Les producteurs de cacao en Côte d’Ivoire ont entamé une grève depuis le 8 février dernier pour protester contre le blocage de la commercialisation des fèves. Si les raisons de cette décision du CCC étaient au départ inconnues, elles ne sont plus un mystère désormais.

La grève des producteurs de cacao en Côte d’Ivoire alimente encore les débats ce lundi 20 février, et ceux, malgré l’appel au calme lancé par les syndicats. La filière cacaoyère traverse une crise sans précédent depuis novembre dernier, une crise due à l’arrêt de la commercialisation des fèves dont les revenus sont aussi bien essentiels pour le pays comme pour les producteurs. Craignant de voir la qualité de leur cacao se détériorer, les planteurs ivoiriens sont entrés en grève depuis le 8 février dernier dans le but de pousser le CCC, l’autorité chargée de réguler la commercialisation des fèves, à lever le mot d’ordre du blocage des ventes. Cette protestation avait conduit à l’arrestation de plusieurs producteurs et aussi occasionné certains blessés suite à l’intervention des forces de police qui ont fait usage de gaz lacrymogènes pour tenter de dissuader les manifestants. Pour tenter de désamorcer la crise, une rencontre a eu lieu hier dimanche entre le Conseil du café-cacao et le COFCCO, un des nombreux syndicats qui représentent les acteurs de la filière cacaoyère en Côte d’Ivoire. Lors de l’entretien, Mme Massandje Touré, en sa qualité de DG du CCC, est revenu sur les raisons du blocage de la commercialisation de fèves aux ports de San-Pedro et d’Abidjan.

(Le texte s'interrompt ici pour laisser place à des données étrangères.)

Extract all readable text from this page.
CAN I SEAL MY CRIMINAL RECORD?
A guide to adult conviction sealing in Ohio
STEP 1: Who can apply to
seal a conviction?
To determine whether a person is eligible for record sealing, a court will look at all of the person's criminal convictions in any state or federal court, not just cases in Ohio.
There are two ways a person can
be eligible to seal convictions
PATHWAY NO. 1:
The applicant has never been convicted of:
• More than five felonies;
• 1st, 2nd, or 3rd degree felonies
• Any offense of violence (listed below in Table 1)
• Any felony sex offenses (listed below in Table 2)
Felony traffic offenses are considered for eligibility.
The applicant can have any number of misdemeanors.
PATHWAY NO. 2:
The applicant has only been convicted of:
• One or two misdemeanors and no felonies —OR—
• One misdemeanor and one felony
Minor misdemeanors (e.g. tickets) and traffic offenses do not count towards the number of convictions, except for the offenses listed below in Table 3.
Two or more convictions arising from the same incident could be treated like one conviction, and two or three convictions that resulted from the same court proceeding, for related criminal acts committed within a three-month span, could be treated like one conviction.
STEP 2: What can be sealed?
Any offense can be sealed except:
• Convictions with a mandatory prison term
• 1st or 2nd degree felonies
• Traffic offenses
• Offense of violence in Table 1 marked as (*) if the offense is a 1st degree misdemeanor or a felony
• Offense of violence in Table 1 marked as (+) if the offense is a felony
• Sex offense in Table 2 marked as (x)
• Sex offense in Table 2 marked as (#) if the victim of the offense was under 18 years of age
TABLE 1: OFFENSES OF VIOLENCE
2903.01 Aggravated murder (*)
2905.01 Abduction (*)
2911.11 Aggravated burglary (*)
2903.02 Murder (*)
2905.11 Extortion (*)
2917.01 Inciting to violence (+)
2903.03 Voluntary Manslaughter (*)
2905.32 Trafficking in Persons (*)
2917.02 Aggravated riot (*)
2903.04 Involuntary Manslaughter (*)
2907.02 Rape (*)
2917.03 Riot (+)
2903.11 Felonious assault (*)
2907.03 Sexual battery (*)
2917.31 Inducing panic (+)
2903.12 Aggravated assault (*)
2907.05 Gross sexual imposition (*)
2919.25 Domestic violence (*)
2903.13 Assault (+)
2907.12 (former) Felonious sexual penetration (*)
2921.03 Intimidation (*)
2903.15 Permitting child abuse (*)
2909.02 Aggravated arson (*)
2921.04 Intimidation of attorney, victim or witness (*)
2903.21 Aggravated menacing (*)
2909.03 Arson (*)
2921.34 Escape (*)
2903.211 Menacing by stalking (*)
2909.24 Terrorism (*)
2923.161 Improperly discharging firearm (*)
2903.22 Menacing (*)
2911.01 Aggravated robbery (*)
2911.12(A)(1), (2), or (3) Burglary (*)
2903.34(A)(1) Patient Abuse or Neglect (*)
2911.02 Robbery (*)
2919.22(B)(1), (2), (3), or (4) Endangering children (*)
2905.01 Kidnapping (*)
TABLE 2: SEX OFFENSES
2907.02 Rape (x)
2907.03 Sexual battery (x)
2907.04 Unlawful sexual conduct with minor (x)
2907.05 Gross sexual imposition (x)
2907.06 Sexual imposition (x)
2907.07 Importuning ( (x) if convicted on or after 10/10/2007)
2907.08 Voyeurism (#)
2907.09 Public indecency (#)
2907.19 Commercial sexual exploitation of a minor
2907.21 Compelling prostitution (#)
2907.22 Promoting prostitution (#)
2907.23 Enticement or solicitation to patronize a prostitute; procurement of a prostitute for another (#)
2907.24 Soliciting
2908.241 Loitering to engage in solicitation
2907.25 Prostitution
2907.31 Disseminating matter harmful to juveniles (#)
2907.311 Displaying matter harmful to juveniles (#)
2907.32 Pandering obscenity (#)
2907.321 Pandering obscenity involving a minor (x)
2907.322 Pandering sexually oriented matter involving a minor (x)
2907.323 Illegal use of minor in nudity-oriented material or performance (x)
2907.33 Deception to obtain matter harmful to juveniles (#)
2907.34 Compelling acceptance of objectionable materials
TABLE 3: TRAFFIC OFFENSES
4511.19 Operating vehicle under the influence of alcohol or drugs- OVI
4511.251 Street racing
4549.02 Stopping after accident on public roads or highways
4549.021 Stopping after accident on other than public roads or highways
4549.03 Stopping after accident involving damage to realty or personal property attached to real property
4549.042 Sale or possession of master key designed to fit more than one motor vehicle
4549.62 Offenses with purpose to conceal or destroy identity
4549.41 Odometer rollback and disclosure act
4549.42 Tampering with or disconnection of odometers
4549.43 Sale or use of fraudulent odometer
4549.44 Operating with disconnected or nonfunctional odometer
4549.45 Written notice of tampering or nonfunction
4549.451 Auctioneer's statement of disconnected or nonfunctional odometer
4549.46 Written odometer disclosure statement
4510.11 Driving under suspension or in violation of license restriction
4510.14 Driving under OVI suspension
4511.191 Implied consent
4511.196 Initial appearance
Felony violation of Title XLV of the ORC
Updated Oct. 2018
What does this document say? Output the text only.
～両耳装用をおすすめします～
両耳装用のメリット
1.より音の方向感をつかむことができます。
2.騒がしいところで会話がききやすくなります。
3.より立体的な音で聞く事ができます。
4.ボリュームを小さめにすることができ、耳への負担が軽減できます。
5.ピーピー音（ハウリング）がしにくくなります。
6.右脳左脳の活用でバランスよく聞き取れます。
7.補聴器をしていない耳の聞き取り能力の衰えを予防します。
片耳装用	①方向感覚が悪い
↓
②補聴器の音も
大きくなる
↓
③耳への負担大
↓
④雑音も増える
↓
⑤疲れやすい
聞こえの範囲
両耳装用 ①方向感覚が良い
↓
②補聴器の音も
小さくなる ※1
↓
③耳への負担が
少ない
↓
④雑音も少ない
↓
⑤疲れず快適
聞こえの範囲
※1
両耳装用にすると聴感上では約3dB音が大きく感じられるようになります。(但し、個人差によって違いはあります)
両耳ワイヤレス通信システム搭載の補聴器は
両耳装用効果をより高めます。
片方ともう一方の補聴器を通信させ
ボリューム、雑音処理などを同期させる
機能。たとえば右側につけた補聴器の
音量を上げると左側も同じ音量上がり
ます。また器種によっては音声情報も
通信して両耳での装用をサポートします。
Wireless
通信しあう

Une crise mondiale à l’origine du blocage

Selon le Directeur Général du CCC, la filière du cacao traverse actuellement une crise mondiale, une crise qui s’explique par une hausse de l’offre par rapport à la demande sur le marché mondial. Systématiquement, cette situation va entraîner un ralentissement de la commercialisation des fèves, raison pour laquelle les camions sont bloqués aux ports d’Abidjan et de San-Pedro depuis plusieurs jours : « Il y a des moments où l’offre est plus importante que la demande. Dans ces conditions, on note un ralentissement et c’est ce qui nous arrive», a fait savoir Mr Laupez Yao, président du COFCCO à l’issue de la rencontre avec Massandjé Touré. Toutefois, la responsable du CCC a tenu à rassurer les acteurs de la filière cacaoyère quant à une normalisation de la situation dans les jours à venir, raison pour laquelle Mr Laupez Yao a invité les producteurs à la retenue.